Spend enough time reading financial news or corporate annual reports and you're bound to come across the term "gross earnings," which can also be expressed as "gross income" or "gross profit." The figure is important because it's the starting point for many financial calculations. And whether it's describing earnings at a multinational corporation or your own personal salary, "gross earnings" differs from "net earnings" in exactly the same way.

When used as a financial adjective, "gross" simply means "without deduction," or "total." And so the term "gross earnings" refers to all of an entity's income. For a person, that means your total salary before any of the common deductions like taxes and retirement contributions are removed.
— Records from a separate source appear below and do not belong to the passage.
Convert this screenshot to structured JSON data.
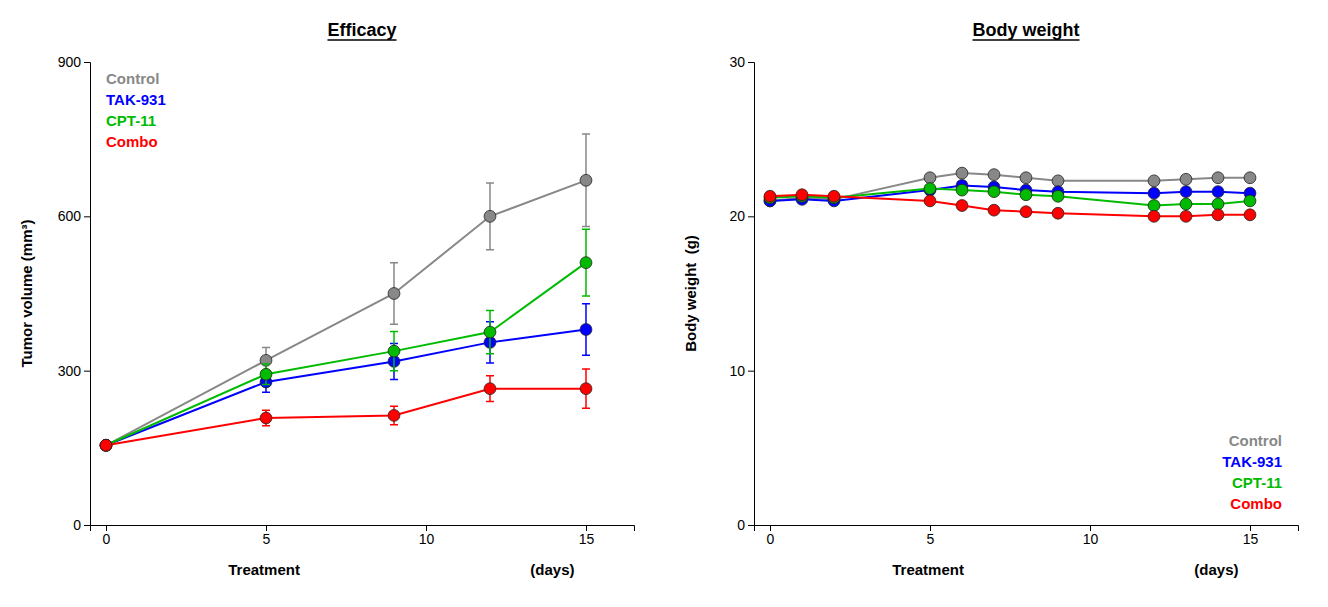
{
  "chart_data": [
    {
      "type": "line",
      "title": "Efficacy",
      "xlabel": [
        "Treatment",
        "(days)"
      ],
      "ylabel": "Tumor volume (mm³)",
      "x": [
        0,
        5,
        9,
        12,
        15
      ],
      "xlim": [
        -0.5,
        16.5
      ],
      "xticks": [
        0,
        5,
        10,
        15
      ],
      "ylim": [
        0,
        900
      ],
      "yticks": [
        0,
        300,
        600,
        900
      ],
      "grid": false,
      "legend": "upper left",
      "marker": "circle",
      "series": [
        {
          "name": "Control",
          "color": "#888888",
          "values": [
            155,
            320,
            450,
            600,
            670
          ],
          "errors": [
            8,
            25,
            60,
            65,
            90
          ]
        },
        {
          "name": "TAK-931",
          "color": "#0000ff",
          "values": [
            155,
            278,
            318,
            355,
            380
          ],
          "errors": [
            8,
            20,
            35,
            40,
            50
          ]
        },
        {
          "name": "CPT-11",
          "color": "#00bb00",
          "values": [
            155,
            293,
            338,
            375,
            510
          ],
          "errors": [
            8,
            20,
            38,
            42,
            65
          ]
        },
        {
          "name": "Combo",
          "color": "#ff0000",
          "values": [
            155,
            208,
            213,
            265,
            265
          ],
          "errors": [
            8,
            15,
            18,
            25,
            38
          ]
        }
      ]
    },
    {
      "type": "line",
      "title": "Body weight",
      "xlabel": [
        "Treatment",
        "(days)"
      ],
      "ylabel": "Body weight  (g)",
      "x": [
        0,
        1,
        2,
        5,
        6,
        7,
        8,
        9,
        12,
        13,
        14,
        15
      ],
      "xlim": [
        -0.5,
        16.5
      ],
      "xticks": [
        0,
        5,
        10,
        15
      ],
      "ylim": [
        0,
        30
      ],
      "yticks": [
        0,
        10,
        20,
        30
      ],
      "grid": false,
      "legend": "lower right",
      "marker": "circle",
      "series": [
        {
          "name": "Control",
          "color": "#888888",
          "values": [
            21.0,
            21.2,
            21.1,
            22.5,
            22.8,
            22.7,
            22.5,
            22.3,
            22.3,
            22.4,
            22.5,
            22.5
          ],
          "errors": [
            0.2,
            0.2,
            0.2,
            0.2,
            0.2,
            0.2,
            0.2,
            0.2,
            0.2,
            0.2,
            0.2,
            0.2
          ]
        },
        {
          "name": "TAK-931",
          "color": "#0000ff",
          "values": [
            21.0,
            21.1,
            21.0,
            21.7,
            22.0,
            21.9,
            21.7,
            21.6,
            21.5,
            21.6,
            21.6,
            21.5
          ],
          "errors": [
            0.2,
            0.2,
            0.2,
            0.2,
            0.2,
            0.2,
            0.2,
            0.2,
            0.2,
            0.2,
            0.2,
            0.2
          ]
        },
        {
          "name": "CPT-11",
          "color": "#00bb00",
          "values": [
            21.2,
            21.3,
            21.2,
            21.8,
            21.7,
            21.6,
            21.4,
            21.3,
            20.7,
            20.8,
            20.8,
            21.0
          ],
          "errors": [
            0.2,
            0.2,
            0.2,
            0.2,
            0.2,
            0.2,
            0.2,
            0.2,
            0.2,
            0.2,
            0.2,
            0.2
          ]
        },
        {
          "name": "Combo",
          "color": "#ff0000",
          "values": [
            21.3,
            21.4,
            21.3,
            21.0,
            20.7,
            20.4,
            20.3,
            20.2,
            20.0,
            20.0,
            20.1,
            20.1
          ],
          "errors": [
            0.2,
            0.2,
            0.2,
            0.2,
            0.2,
            0.2,
            0.2,
            0.2,
            0.2,
            0.2,
            0.2,
            0.2
          ]
        }
      ]
    }
  ]
}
For a company, gross earnings is often found on the third line on the income statement. The first line is usually sales, or revenue. The second line is usually some form of cost for that revenue, or "cost of goods sold." Subtract cost of goods sold from sales and you have calculated gross earnings. Then you just make the appropriate deductions to arrive at net earnings.

Let's look at a real-world example.

Coca-Cola sells a lot of beverages -- 1.9 billion drink servings per day, to be exact. And those sales generated $46 billion of revenue in 2014.

Image source: Coca-Cola.

But the genius of Coke's business model involves the fact that its products aren't expensive to manufacture. Cost of sales in 2014 was a relatively tiny $18 billion. So, Coke's gross profit in that period was $46 billion minus $18 billion, or $28 billion.

From there, it's only a tiny step to another critical investing figure: gross profit margin. Simply divide gross profit by revenue to arrive at that result ($28 billion divided by $46 billion in this case, or 61%). Coke's 61% gross margin makes it one of the most profitable companies on the planet.

Yet Coke's costs go far beyond just manufacturing expenses. The soda king has to market those products by spending billions of dollars on advertising. It also has to pay the salaries of its army of sales employees. And it has to pay taxes. After deducting expenses like those, Coke had $7.1 billion of "net income" left in 2014. Again, we can divide that number by the sales figure to arrive at a (still healthy) net profit margin of 15%.

We now have loads of information about Coke's business, just thanks to these few figures. We know it has incredible pricing power because it can sell its products at a substantial premium to their cost of production. And we know that, after distributors, employees, and ad agencies get their respective cuts, net earnings, the bottom line for shareholders, is an impressive double-digits.